One thing we learned the hard way was the epidural is super expensive- like almost equal to the cost of everything else. It got billed as a physician fee plus by the hospital because it was administered there. I'll get another one all the same but that bill was a whopper.
Calendar policies run January 1st to December 31st.
Policy year plans are less common but run from whatever month the employer designated say, October 1st to the last day of September the next year and then resets October 1.
It should say on your SBC whether it's calendar year or policy, and if not you can call your insurance company and ask. Your HR should know as well.
If you have a calendar year policy, in no way would I allow them to apply end of the year charges to the next year deductible. I'd definitely fight that.
That just astounds me. I dealt with UHC frequently (as well as Aetna, BCBS & Humana) and not once did I ever come across them saying an employee only was allowed 4 days of coverage for their NB. I'm not saying you're wrong, but in the hundreds of dealings with them and other carriers I never came across this. I know that self funded groups can set a lot of parameters, but we didn't deal with many self-funded groups so that might be why I never came across that. We had groups with over 300 people and still had auto coverage for baby for 30 days. It's entirely possibly that it could also vary from state to state on what they require insurance companies to provide coverage for in regards to NB coverage. I'm in Texas so it could play a part.
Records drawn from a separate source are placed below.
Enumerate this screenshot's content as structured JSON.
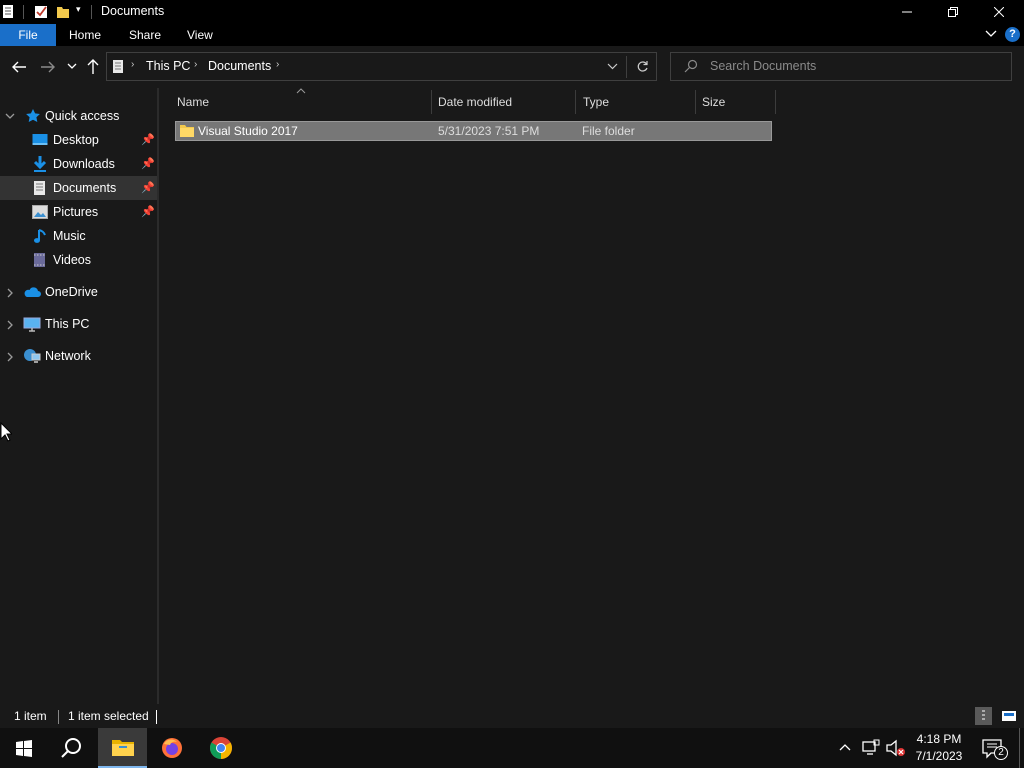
{
  "window": {
    "title": "Documents"
  },
  "ribbon": {
    "tabs": [
      "File",
      "Home",
      "Share",
      "View"
    ],
    "active_color": "#1a6fc9"
  },
  "address": {
    "breadcrumb": [
      "This PC",
      "Documents"
    ],
    "search_placeholder": "Search Documents"
  },
  "nav": {
    "quick_access": "Quick access",
    "items": [
      "Desktop",
      "Downloads",
      "Documents",
      "Pictures",
      "Music",
      "Videos"
    ],
    "roots": [
      "OneDrive",
      "This PC",
      "Network"
    ]
  },
  "columns": [
    "Name",
    "Date modified",
    "Type",
    "Size"
  ],
  "files": [
    {
      "name": "Visual Studio 2017",
      "date": "5/31/2023 7:51 PM",
      "type": "File folder",
      "size": ""
    }
  ],
  "status": {
    "count": "1 item",
    "selected": "1 item selected"
  },
  "taskbar": {
    "time": "4:18 PM",
    "date": "7/1/2023",
    "notifications": "2"
  }
}
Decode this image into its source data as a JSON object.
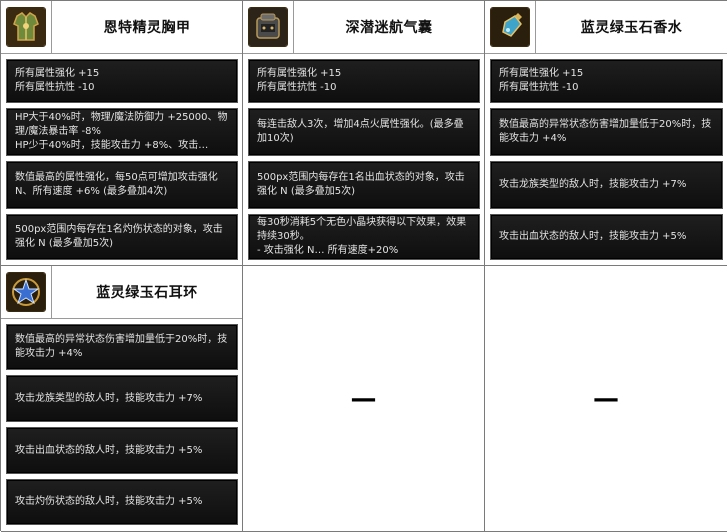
{
  "items": [
    {
      "title": "恩特精灵胸甲",
      "icon": "chest-armor-icon",
      "stats": [
        "所有属性强化 +15\n所有属性抗性 -10",
        "HP大于40%时，物理/魔法防御力 +25000、物理/魔法暴击率 -8%\nHP少于40%时，技能攻击力 +8%、攻击…",
        "数值最高的属性强化，每50点可增加攻击强化 N、所有速度 +6% (最多叠加4次)",
        "500px范围内每存在1名灼伤状态的对象，攻击强化 N (最多叠加5次)"
      ]
    },
    {
      "title": "深潜迷航气囊",
      "icon": "airbag-pack-icon",
      "stats": [
        "所有属性强化 +15\n所有属性抗性 -10",
        "每连击敌人3次，增加4点火属性强化。(最多叠加10次)",
        "500px范围内每存在1名出血状态的对象，攻击强化 N (最多叠加5次)",
        "每30秒消耗5个无色小晶块获得以下效果，效果持续30秒。\n- 攻击强化 N… 所有速度+20%"
      ]
    },
    {
      "title": "蓝灵绿玉石香水",
      "icon": "perfume-bottle-icon",
      "stats": [
        "所有属性强化 +15\n所有属性抗性 -10",
        "数值最高的异常状态伤害增加量低于20%时，技能攻击力 +4%",
        "攻击龙族类型的敌人时，技能攻击力 +7%",
        "攻击出血状态的敌人时，技能攻击力 +5%"
      ]
    },
    {
      "title": "蓝灵绿玉石耳环",
      "icon": "star-earring-icon",
      "stats": [
        "数值最高的异常状态伤害增加量低于20%时，技能攻击力 +4%",
        "攻击龙族类型的敌人时，技能攻击力 +7%",
        "攻击出血状态的敌人时，技能攻击力 +5%",
        "攻击灼伤状态的敌人时，技能攻击力 +5%"
      ]
    }
  ],
  "empty_cells": [
    "—",
    "—"
  ]
}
The Newborn & Mother's Health Protection Act has a lot of good info if anyone is curious.
ETA: words
LFAF February Siggy Challenge - "Favorite TV/Movie Couple"
DD: 10/17/13
TTC#2 Actively: 10/14, NTNP: 01/14
Left-Sided Hydrosalpinx (cause: genetic abnormality, TREATED 11/16)
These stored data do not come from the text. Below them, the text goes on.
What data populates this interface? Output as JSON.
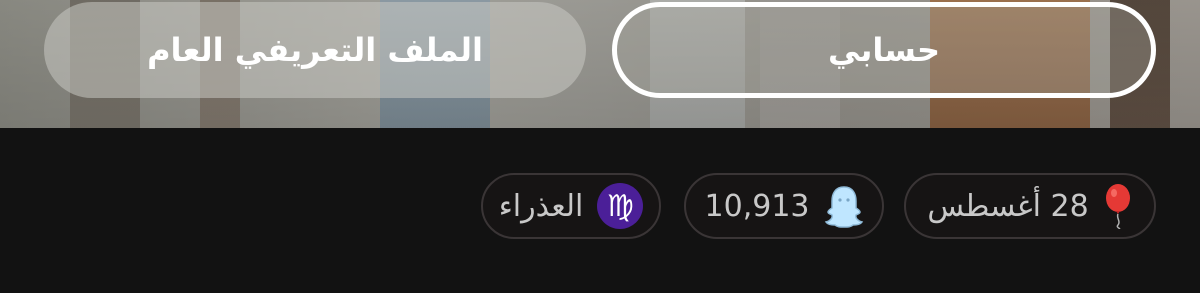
{
  "hero": {
    "public_profile_label": "الملف التعريفي العام",
    "my_account_label": "حسابي"
  },
  "chips": {
    "zodiac": {
      "label": "العذراء",
      "icon": "virgo-icon",
      "glyph": "♍"
    },
    "score": {
      "value": "10,913",
      "icon": "ghost-icon"
    },
    "birthday": {
      "label": "28 أغسطس",
      "icon": "balloon-icon"
    }
  },
  "colors": {
    "background": "#121212",
    "chip_border": "#3a3536",
    "virgo_bg": "#4b1f98",
    "balloon": "#e53935",
    "ghost": "#bfe6ff"
  }
}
http://www.fertilityfriend.com/home/396b04
Thanks for this thread. It makes me realize that hospitals really are just about the $$. It makes me want to have a home birth.
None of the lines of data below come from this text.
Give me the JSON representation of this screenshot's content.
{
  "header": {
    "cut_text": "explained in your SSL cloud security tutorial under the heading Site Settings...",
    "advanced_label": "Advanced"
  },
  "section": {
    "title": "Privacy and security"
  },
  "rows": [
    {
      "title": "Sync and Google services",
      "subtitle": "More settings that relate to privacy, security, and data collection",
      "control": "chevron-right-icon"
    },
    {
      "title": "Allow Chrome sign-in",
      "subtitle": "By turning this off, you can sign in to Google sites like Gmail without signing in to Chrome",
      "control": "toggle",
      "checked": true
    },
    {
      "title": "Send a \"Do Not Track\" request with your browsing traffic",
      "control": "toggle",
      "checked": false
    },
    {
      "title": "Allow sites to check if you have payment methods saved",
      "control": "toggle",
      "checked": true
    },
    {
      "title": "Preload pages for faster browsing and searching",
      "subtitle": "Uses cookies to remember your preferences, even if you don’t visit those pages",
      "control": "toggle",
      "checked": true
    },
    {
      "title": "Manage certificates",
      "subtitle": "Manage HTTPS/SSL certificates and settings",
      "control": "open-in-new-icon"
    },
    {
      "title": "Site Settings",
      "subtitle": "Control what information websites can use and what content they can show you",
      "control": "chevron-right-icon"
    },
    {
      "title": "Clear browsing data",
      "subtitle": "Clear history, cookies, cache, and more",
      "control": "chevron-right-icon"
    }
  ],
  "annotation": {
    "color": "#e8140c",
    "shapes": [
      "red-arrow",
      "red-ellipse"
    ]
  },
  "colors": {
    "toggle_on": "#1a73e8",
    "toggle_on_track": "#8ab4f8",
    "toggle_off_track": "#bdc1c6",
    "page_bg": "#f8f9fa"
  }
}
The hospital where I had my first two always got preapproval in writing, so I knew a couple weeks before I had them what I would be owing. Be sure to get it in writing, just in case they try to change it on you.
Also, be sure and ask your hospital of they offer any discounts for paying early/before you leave the hospital. One hospital near us gives a 15% discount if you pay before you leave the hospital.
I also want to repeat what someone said about the epidural. We have excellent insurance coverage for our hospital network (paid just over $800 per kid) and if I had gotten an epidural it would have cost me almost $3000 more and that is after the insurance paid.